Born in São Paulo to a father who is a composer, arranger, and musicologist, Céu says she learned to appreciate Brazil's classical music composers at an early age. By the time she was 15 she'd decided to be a professional musician. By the time she was in her late teens she was performing onstage with a repertoire of turn-of-the-century carnival music.
Writer Christina Roden describes the music of Brazil as "a natural but extraordinary result of centuries of intercultural confrontations and matings". Céu's songs reveal these many influences, including samba, salsa, choro, soul, rhythm and blues, hip hop, afrobeat, and electrojazz.
In October of 2020, homebound by the pandemic, she recorded this intimate set with just drums and a guitar.
As Rosen recounts in the related article: "When the Portuguese first landed on this immense tract of land in South America, in around 1500, they found several communities of indigenous peoples already present.
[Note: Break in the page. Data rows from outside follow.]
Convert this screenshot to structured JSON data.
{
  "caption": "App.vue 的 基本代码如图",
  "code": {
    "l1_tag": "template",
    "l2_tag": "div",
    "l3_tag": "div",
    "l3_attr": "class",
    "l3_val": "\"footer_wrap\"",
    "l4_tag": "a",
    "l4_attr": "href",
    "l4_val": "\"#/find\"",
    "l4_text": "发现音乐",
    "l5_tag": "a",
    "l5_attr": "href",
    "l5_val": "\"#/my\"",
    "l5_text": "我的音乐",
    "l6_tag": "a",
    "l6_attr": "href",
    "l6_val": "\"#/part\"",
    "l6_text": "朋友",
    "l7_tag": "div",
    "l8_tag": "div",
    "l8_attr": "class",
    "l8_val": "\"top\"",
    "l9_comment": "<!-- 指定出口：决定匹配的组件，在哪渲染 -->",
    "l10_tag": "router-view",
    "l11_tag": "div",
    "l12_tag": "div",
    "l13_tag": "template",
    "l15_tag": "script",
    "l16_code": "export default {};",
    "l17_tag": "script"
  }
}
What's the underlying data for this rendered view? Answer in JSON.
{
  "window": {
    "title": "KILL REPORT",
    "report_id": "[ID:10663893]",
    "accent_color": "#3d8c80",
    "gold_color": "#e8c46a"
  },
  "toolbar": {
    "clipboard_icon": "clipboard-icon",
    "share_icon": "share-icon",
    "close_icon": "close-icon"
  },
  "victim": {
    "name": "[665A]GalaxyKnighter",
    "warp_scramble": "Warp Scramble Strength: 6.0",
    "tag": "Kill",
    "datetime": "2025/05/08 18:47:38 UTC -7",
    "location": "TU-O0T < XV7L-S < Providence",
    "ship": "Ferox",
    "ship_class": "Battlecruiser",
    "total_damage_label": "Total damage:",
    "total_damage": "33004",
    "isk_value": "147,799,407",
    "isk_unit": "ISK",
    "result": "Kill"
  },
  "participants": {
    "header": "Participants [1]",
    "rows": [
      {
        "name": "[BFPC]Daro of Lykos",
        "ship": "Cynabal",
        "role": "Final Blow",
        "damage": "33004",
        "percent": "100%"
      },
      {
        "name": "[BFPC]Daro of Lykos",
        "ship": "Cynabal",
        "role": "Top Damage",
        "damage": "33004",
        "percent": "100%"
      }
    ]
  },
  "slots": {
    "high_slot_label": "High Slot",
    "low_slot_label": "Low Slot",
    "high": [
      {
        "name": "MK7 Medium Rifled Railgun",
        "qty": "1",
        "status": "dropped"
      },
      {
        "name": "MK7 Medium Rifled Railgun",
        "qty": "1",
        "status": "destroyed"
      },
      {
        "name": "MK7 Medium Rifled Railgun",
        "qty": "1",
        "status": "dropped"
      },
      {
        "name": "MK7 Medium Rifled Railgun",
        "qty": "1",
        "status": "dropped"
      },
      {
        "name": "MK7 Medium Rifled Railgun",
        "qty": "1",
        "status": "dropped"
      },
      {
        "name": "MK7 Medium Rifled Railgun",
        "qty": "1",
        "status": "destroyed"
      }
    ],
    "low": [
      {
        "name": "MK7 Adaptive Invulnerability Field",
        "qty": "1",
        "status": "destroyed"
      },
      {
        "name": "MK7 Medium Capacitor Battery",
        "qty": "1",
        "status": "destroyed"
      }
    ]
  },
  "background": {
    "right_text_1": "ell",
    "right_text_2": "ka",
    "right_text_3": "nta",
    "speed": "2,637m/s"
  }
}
The colonists had brought their own lilting tunes with them and the local tribes added on a bit of this and that. But it was the influence of slaves taken out of Africa that softened the stately formality of the Portuguese language, as they liberated an undercurrent of sensuality and fashioned a completely fresh sound from a heady mixture of primal rhythms, elegance, sadness, spirituality, fun, and sex."
Céu brings that heady and sensual mix into the 21st century. Yum.
Video: Céu - Lenda (Live on KEXP at Home) (Live on KEXP at Home)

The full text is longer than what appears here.